O resultado disso? uma coleção de hits inigualáveis como "dois pra lá, dois pra cá", "mestre-sala dos mares", "bala com bala" e, é claro, a eterna "o bêbado e o equilibrista", canção hoje vista como libelo da democracia e que voltou à baila em tempos de gente pedindo a volta do passado negro nesta pátria distorcida.
Foram ao todo mais de 500 composições.
Aldir também foi um grande interessado na defesa dos direitos autorais por parte dos artistas. Prova disso foi seu envolvimento, ao lado de Gonzaguinha e Ivan Lins, na fundação do Movimento Artístico Universitário (MAU). O garoto, que fundou o Rio Bossa Trio ainda jovem, provava ali que era danado, que não iria baixar a cabeça assim tão fácil. E não baixou.

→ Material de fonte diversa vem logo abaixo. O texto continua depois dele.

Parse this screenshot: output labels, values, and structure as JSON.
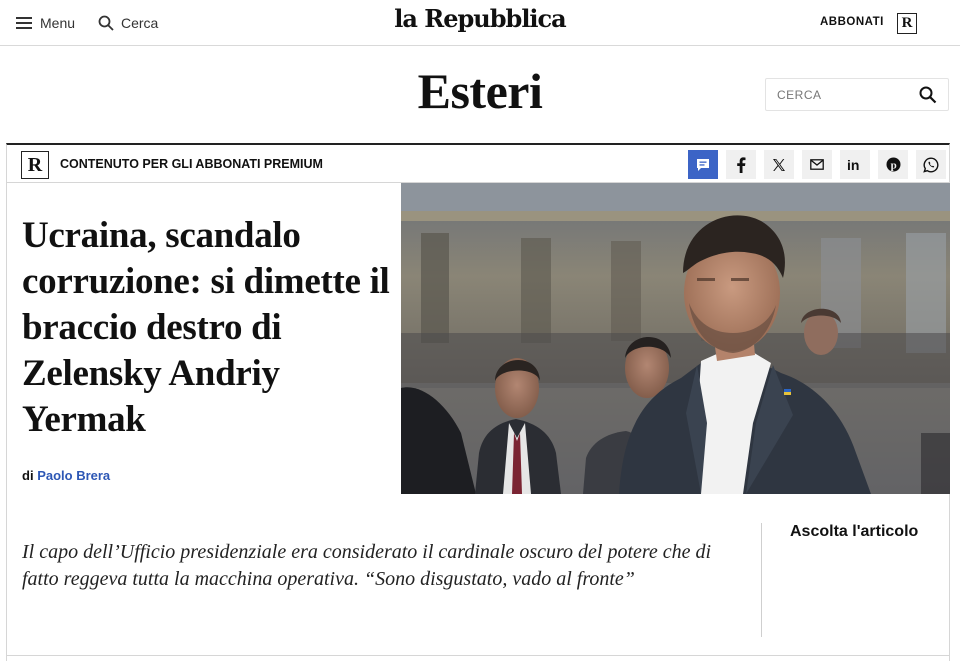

Escreveu, poetizou, rimou, ajudou a fundar o bloco carnavalesco Simpatia é quase amor, em Ipanema, teve inúmeros parceiros de garbo (Moacyr Luz, Maurício Tapajós, Carlos Lyra, Guinga, Edu Lobo, Wagner Tiso, Cristóvão Bastos, Roberto Menescal e o maior deles, o amigo do peito, João Bosco). Em suma: aprontou esse malandro. Como só ele.

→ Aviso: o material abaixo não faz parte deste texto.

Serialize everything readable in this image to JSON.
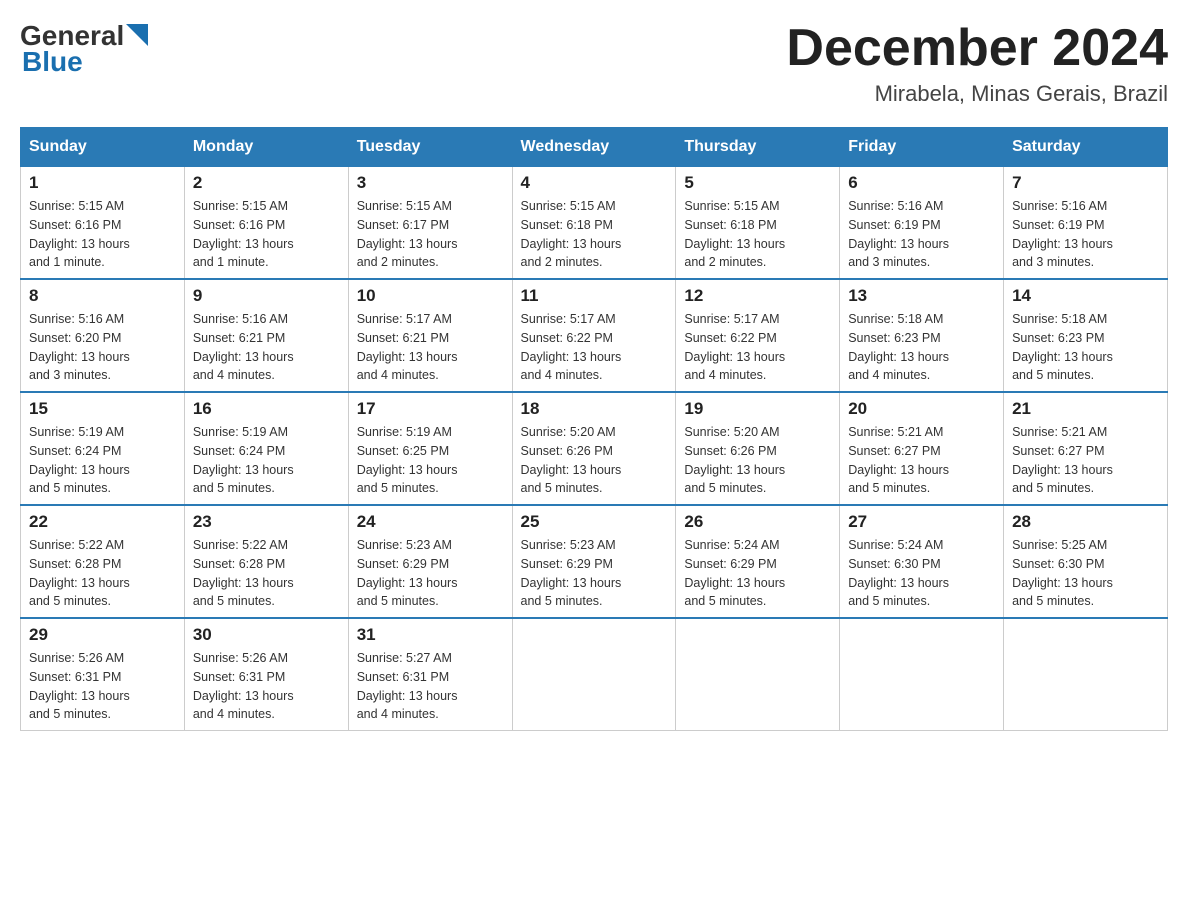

Enveredou também pela literatura e mostrou ser um excelente cronista. Mais: realizou uma grande cartografia do subúrbio carioca. Li dois de seus livros: Rua dos Artistas e Arredores (1978) e Um cara bacana na 19ª (1996). E ao terminar a última página em ambos, fiquei extasiado. Com sua capacidade de criar boas histórias. Principalmente: histórias humanas, verdadeiras, do cotidiano.

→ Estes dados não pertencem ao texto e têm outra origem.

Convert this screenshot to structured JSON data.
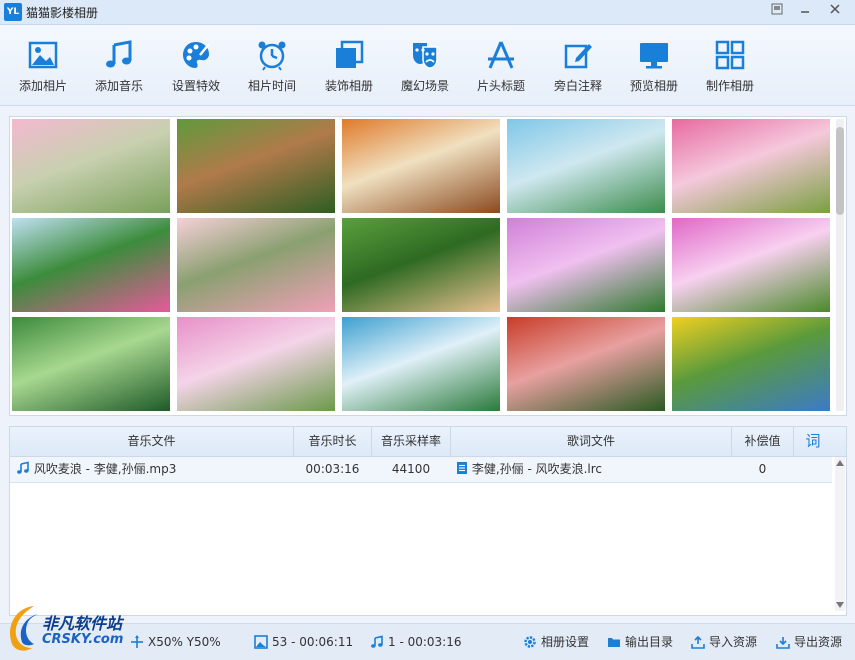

Ops! Quase me esqueço de falar de sua contribuição - também como cronista - para os jornais O Dia, O Globo e O Estado de São Paulo. A imprensa jamais me perdoaria se eu deixasse essa informação passar em branco!
Nos últimos dias, temos perdido o melhor de nossa arte: Moraes Moreira, Rubem Fonseca, Luiz Alfredo García Roza, até o Flávio Migliaccio, da série infantil Shazam e Xerife, partiu. E agora o Aldir completa o time também. Que 2020 é esse! Tenho medo do que ainda vem por aí.
Mas como dizia o próprio Aldir, não dá pra baixar a cabeça porque "a esperança equilibrista/ sabe que o show de todo artista tem que continuar". E tenho certeza, continuará.
Valeu, mestre! Fica em paz.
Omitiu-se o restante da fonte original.